St. Valentine’s Day massacre

St. Valentine’s Day massacre was one of Chicago’s most notorious mass killings. On Feb. 14, 1929, seven men were shot to death at a trucking garage on the city’s North Side. All but one of the men were members of a North Side Irish criminal syndicate ( gang ) led by George “Bugs” Moran , a Prohibition Era bootlegger. The Prohibition Era was a time during the early 1900’s in the United States when laws banning the manufacture, sale, or transportation of alcoholic beverages were in effect. Bootleggers were smugglers of alcohol. Moran himself narrowly escaped death in the massacre.

Moran used the garage on north Clark Street to store illegal liquor. Many historians believe that members of his gang were lured to the location with the promise of a delivery of Canadian whiskey . The men included six of Moran’s gangsters—John Clark (whose real name was Albert Kachellek), Frank Gusenberg, Peter Gusenberg, Adam Heyer, John May, and Albert Weinshank—and an eye doctor named Reinhardt Schwimmer, who reportedly derived excitement from his mob association.

The killers arrived in a Cadillac car disguised as a detective’s police car. Some of the hit men (appointed killers) wore police-style uniforms. Pretending to carry out a police raid, the heavily armed gunmen lined the victims up against a brick wall and sprayed them with bullets fired from two Thompson machine guns and at least one shotgun.

Historians believe that Moran was supposed to be the target of the shooting. Police initially thought he had been kidnapped by the gang, and that his dead body would eventually be found. However, while en route to the garage, Moran had seen the disguised “police officers” arrive in what he thought was a police car. Suspecting they were there to make an arrest, Moran never entered the garage.

In the aftermath of the killings, law enforcement authorities in Chicago and other cities mounted a renewed crackdown against speakeasies (unlicensed saloons), stills, breweries, and places selling illegal alcohol. A nationwide alert was posted for the prime suspect in the attack, the notorious Chicago criminal syndicate boss Al “Scarface” Capone . Capone managed to avoid both police capture and being killed by members of the mob syndicate seeking revenge for the massacre.
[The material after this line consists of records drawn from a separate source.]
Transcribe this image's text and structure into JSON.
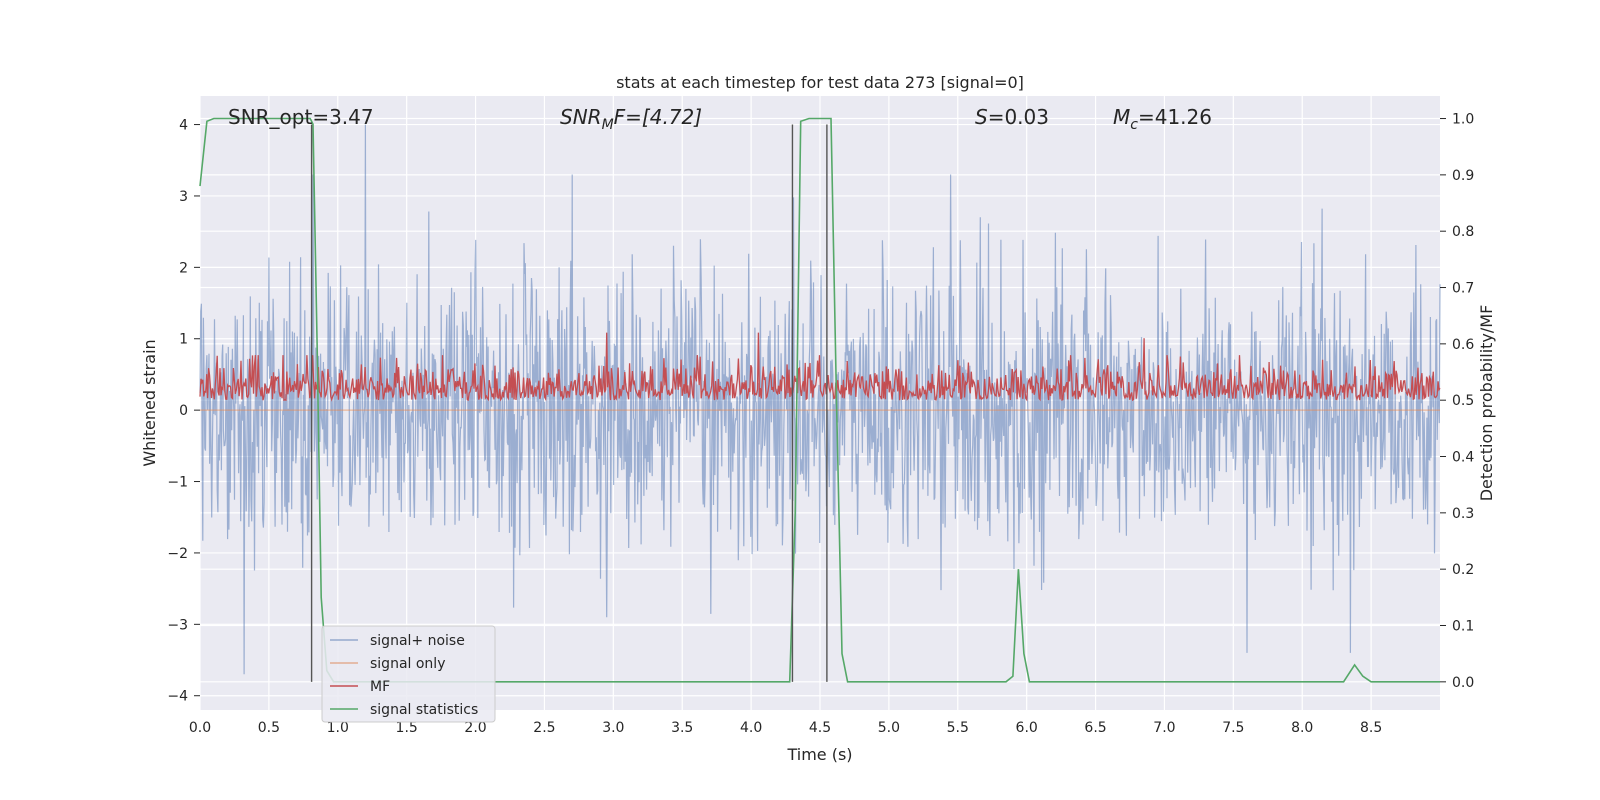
{
  "chart_data": {
    "type": "line",
    "title": "stats at each timestep for test data 273 [signal=0]",
    "xlabel": "Time (s)",
    "ylabel": "Whitened strain",
    "ylabel_right": "Detection probability/MF",
    "xlim": [
      0.0,
      9.0
    ],
    "ylim": [
      -4.2,
      4.4
    ],
    "ylim_right": [
      -0.05,
      1.04
    ],
    "xticks": [
      0.0,
      0.5,
      1.0,
      1.5,
      2.0,
      2.5,
      3.0,
      3.5,
      4.0,
      4.5,
      5.0,
      5.5,
      6.0,
      6.5,
      7.0,
      7.5,
      8.0,
      8.5
    ],
    "xtick_labels": [
      "0.0",
      "0.5",
      "1.0",
      "1.5",
      "2.0",
      "2.5",
      "3.0",
      "3.5",
      "4.0",
      "4.5",
      "5.0",
      "5.5",
      "6.0",
      "6.5",
      "7.0",
      "7.5",
      "8.0",
      "8.5"
    ],
    "yticks": [
      -4,
      -3,
      -2,
      -1,
      0,
      1,
      2,
      3,
      4
    ],
    "ytick_labels": [
      "−4",
      "−3",
      "−2",
      "−1",
      "0",
      "1",
      "2",
      "3",
      "4"
    ],
    "yticks_right": [
      0.0,
      0.1,
      0.2,
      0.3,
      0.4,
      0.5,
      0.6,
      0.7,
      0.8,
      0.9,
      1.0
    ],
    "ytick_labels_right": [
      "0.0",
      "0.1",
      "0.2",
      "0.3",
      "0.4",
      "0.5",
      "0.6",
      "0.7",
      "0.8",
      "0.9",
      "1.0"
    ],
    "grid": true,
    "legend_position": "lower-left",
    "annotations": {
      "snr_opt": "SNR_opt=3.47",
      "snr_mf_main": "SNR",
      "snr_mf_sub": "M",
      "snr_mf_rest": "F=[4.72]",
      "s_main": "S",
      "s_rest": "=0.03",
      "mc_main": "M",
      "mc_sub": "c",
      "mc_rest": "=41.26"
    },
    "vlines_x": [
      0.81,
      4.3,
      4.55
    ],
    "series": [
      {
        "name": "signal+ noise",
        "color": "#4c72b0",
        "axis": "left",
        "kind": "noise",
        "sample_rate_points": 1800,
        "envelope_abs": 1.5,
        "peak_values": [
          {
            "x": 1.2,
            "y": 4.0
          },
          {
            "x": 0.82,
            "y": 3.3
          },
          {
            "x": 2.7,
            "y": 3.3
          },
          {
            "x": 5.45,
            "y": 3.3
          },
          {
            "x": 0.32,
            "y": -3.7
          },
          {
            "x": 2.95,
            "y": -2.9
          },
          {
            "x": 8.35,
            "y": -3.4
          },
          {
            "x": 7.6,
            "y": -3.4
          }
        ]
      },
      {
        "name": "signal only",
        "color": "#dd8452",
        "axis": "left",
        "kind": "flat",
        "x": [
          0.0,
          9.0
        ],
        "y": [
          0.0,
          0.0
        ]
      },
      {
        "name": "MF",
        "color": "#c44e52",
        "axis": "right",
        "kind": "mf",
        "baseline": 0.52,
        "band": [
          0.5,
          0.58
        ],
        "peak_values": [
          {
            "x": 2.95,
            "y": 0.62
          },
          {
            "x": 4.05,
            "y": 0.62
          },
          {
            "x": 6.85,
            "y": 0.61
          }
        ]
      },
      {
        "name": "signal statistics",
        "color": "#55a868",
        "axis": "right",
        "kind": "line",
        "x": [
          0.0,
          0.05,
          0.1,
          0.2,
          0.8,
          0.82,
          0.85,
          0.88,
          0.92,
          0.97,
          4.28,
          4.32,
          4.36,
          4.42,
          4.5,
          4.58,
          4.62,
          4.66,
          4.7,
          5.85,
          5.9,
          5.94,
          5.98,
          6.02,
          6.06,
          8.3,
          8.38,
          8.44,
          8.5,
          9.0
        ],
        "y": [
          0.88,
          0.995,
          1.0,
          1.0,
          1.0,
          0.99,
          0.6,
          0.15,
          0.02,
          0.0,
          0.0,
          0.3,
          0.995,
          1.0,
          1.0,
          1.0,
          0.5,
          0.05,
          0.0,
          0.0,
          0.01,
          0.2,
          0.05,
          0.0,
          0.0,
          0.0,
          0.03,
          0.01,
          0.0,
          0.0
        ]
      }
    ]
  }
}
Although historians have generally pointed to Capone as the mastermind behind the murders, the charge was never proved. There were also other theories. Some claimed the shooters were not police impersonators, but actual corrupt members of the Chicago Police Department. Others asserted that Moran himself arranged the hit, or blamed the Purple Gang, a Prohibition Era organized crime gang in Detroit, Michigan. Yet another theory stated that the killings may have been the outgrowth of a bar fight. The murders were never officially solved.